Traditionally, a RL algorithm learns either $v_*$ or $q_*$. Now the question is, how to decide the optimal policy?
If it learns $q_*(s,a)$, then it only needs to choose the action that maximizes $q_*(s,a)$ for the current state $s$: $$ \pi^*(s)= \argmax_a q_*(s,a) $$
If it learns the optimal state-value function $v_*(s)$, then it’s more difficult. Consider two cases:
- The environment is known, i.e., we know the state transition $p(s’,r|s,a)$. Therefore, we can first get $q_*(s,a)$ by Bellman optimality equation, and take $\argmax$.
- The environment is unknown. Here, we must approximate the environment by sampling. Otherwise, consider to learn $q_*$ instead.
However, modern RL algorithms often learn the parameterized policy $\pi_\theta(a|s)$ directly, which is more robust, more suitable for continuous action spaces, and easier to implement under deep learning frameworks.

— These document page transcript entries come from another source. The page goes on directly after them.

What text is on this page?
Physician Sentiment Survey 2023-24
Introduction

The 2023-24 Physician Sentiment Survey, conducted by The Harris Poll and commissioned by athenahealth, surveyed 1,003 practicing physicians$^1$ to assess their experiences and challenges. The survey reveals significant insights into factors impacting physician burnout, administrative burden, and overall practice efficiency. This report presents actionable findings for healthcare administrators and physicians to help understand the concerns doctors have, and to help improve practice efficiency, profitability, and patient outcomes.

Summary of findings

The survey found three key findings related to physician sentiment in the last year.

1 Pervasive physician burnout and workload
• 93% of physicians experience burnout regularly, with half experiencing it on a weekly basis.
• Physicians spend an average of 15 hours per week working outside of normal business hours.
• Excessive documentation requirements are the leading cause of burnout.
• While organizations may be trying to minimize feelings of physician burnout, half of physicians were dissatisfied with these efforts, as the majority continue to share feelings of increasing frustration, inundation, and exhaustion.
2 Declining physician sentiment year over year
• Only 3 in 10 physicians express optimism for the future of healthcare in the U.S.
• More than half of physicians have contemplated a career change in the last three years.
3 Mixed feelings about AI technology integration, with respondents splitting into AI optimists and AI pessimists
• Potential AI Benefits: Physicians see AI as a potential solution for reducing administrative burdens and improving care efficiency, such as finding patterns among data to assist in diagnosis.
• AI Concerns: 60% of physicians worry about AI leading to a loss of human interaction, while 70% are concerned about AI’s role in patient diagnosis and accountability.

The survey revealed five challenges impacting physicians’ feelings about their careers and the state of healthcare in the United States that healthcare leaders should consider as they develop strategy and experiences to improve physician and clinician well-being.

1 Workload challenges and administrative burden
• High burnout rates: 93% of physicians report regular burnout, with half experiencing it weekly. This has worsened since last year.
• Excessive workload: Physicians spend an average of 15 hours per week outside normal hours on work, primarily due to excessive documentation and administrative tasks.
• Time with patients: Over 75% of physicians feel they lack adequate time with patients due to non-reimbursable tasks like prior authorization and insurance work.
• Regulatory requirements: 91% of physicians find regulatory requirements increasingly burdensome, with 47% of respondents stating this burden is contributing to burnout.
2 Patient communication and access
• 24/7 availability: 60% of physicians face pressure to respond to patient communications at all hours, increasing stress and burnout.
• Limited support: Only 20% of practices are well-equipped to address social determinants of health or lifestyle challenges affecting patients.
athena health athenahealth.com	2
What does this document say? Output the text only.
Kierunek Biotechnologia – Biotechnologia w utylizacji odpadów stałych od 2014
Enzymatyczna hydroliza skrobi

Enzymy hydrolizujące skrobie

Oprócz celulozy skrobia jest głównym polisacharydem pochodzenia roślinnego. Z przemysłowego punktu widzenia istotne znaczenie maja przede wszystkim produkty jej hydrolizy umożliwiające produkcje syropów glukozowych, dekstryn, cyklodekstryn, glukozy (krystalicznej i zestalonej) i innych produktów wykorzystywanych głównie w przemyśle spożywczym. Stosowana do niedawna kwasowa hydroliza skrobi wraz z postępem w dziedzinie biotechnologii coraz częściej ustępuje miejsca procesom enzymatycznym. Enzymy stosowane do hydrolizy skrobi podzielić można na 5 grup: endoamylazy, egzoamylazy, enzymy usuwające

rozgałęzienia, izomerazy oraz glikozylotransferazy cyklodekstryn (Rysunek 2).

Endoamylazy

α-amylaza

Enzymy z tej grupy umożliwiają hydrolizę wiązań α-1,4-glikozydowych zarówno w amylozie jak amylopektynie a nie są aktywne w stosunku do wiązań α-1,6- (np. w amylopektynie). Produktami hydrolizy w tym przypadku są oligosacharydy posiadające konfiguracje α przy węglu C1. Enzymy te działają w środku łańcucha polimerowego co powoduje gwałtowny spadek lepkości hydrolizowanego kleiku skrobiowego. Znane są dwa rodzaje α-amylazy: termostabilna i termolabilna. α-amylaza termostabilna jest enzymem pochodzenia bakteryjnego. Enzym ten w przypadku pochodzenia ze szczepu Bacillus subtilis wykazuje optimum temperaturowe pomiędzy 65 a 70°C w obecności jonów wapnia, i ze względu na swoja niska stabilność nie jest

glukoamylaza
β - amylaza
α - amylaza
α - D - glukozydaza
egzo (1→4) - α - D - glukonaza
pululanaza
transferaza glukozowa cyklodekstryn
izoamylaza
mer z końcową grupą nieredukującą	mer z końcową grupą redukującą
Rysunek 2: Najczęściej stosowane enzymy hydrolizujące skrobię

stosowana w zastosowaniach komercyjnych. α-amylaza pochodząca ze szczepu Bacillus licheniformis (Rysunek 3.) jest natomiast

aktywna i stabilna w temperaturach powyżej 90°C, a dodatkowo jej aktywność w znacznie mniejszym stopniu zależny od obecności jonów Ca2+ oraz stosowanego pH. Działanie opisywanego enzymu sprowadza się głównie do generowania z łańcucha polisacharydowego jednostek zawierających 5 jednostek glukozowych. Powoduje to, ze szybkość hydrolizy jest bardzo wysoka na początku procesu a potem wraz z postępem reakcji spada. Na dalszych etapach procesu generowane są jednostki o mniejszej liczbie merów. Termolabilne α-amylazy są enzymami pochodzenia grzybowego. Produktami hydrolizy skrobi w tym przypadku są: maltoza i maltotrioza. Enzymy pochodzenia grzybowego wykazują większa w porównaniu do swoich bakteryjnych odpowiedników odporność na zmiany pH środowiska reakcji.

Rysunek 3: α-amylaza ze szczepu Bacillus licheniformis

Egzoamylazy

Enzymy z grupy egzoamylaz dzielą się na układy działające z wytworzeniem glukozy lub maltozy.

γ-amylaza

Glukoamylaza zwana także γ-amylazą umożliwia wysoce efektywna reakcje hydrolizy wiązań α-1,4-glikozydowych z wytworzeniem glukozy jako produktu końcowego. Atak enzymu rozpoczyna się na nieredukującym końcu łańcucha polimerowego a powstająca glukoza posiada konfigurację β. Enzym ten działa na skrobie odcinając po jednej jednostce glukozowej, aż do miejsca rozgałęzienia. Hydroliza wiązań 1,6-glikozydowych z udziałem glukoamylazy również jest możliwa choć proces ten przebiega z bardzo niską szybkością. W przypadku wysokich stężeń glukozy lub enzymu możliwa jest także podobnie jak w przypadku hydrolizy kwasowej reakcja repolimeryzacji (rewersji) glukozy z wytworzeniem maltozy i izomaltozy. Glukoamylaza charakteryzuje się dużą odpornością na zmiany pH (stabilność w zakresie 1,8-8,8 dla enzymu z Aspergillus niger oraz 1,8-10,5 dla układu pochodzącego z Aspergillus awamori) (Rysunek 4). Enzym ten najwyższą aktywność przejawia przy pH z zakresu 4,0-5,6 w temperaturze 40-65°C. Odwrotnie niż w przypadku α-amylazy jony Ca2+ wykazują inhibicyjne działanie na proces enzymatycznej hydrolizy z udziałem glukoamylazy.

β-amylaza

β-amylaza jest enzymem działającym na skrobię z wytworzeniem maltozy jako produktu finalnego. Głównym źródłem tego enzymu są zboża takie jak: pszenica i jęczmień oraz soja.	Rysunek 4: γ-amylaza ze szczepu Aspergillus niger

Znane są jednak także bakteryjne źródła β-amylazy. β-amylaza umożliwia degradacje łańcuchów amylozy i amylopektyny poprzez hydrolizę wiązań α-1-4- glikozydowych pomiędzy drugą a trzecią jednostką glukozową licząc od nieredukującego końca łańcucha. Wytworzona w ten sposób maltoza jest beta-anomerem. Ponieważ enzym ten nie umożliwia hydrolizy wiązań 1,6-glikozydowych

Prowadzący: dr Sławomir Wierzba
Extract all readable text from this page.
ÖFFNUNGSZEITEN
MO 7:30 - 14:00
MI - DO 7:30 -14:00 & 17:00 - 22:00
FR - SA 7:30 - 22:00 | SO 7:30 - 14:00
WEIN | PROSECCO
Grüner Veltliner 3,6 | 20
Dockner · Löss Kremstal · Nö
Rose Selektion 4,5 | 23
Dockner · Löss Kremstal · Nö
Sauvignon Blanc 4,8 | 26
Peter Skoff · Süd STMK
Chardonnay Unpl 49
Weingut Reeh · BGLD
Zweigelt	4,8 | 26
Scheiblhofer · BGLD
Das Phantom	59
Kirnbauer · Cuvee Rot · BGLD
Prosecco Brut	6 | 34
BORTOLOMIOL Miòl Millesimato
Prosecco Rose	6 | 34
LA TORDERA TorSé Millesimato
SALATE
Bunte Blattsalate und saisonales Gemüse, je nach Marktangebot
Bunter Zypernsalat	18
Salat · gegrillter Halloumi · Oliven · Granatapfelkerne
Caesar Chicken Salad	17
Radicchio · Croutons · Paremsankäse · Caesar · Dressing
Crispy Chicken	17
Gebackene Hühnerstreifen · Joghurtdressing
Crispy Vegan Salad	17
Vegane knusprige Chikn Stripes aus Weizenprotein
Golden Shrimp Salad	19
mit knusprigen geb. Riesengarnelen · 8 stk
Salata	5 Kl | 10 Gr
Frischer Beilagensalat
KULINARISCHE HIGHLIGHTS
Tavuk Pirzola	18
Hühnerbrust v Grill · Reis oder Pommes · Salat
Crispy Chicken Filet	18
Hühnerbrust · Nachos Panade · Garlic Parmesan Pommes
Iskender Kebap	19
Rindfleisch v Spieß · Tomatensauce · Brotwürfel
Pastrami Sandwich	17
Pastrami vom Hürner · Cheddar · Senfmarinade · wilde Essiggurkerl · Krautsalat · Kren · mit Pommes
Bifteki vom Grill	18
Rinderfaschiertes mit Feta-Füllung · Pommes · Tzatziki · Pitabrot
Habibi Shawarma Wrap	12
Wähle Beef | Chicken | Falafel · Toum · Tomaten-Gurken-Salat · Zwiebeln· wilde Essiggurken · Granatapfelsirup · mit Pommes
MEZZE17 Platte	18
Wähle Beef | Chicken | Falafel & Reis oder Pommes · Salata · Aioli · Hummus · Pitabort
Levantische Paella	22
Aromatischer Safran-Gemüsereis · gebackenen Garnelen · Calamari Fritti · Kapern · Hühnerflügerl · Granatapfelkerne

Some classic RL algorithms:
Algorithm | Environment | What it Learns | Common Methods |
---|---|---|---|
Dynamic Programming (DP) | Known | $v(s)$ | - |
Monte Carlo (MC) | Known | $q(s,a)$ | MCTS |
Temporal-Difference (TD) | Unknown | $q(s,a)$ | SARSA, Q-Learning |
Policy Gradient | Unknown | $π(a|s)$ | REINFORCE, Actor-Critic (e.g. PPO) |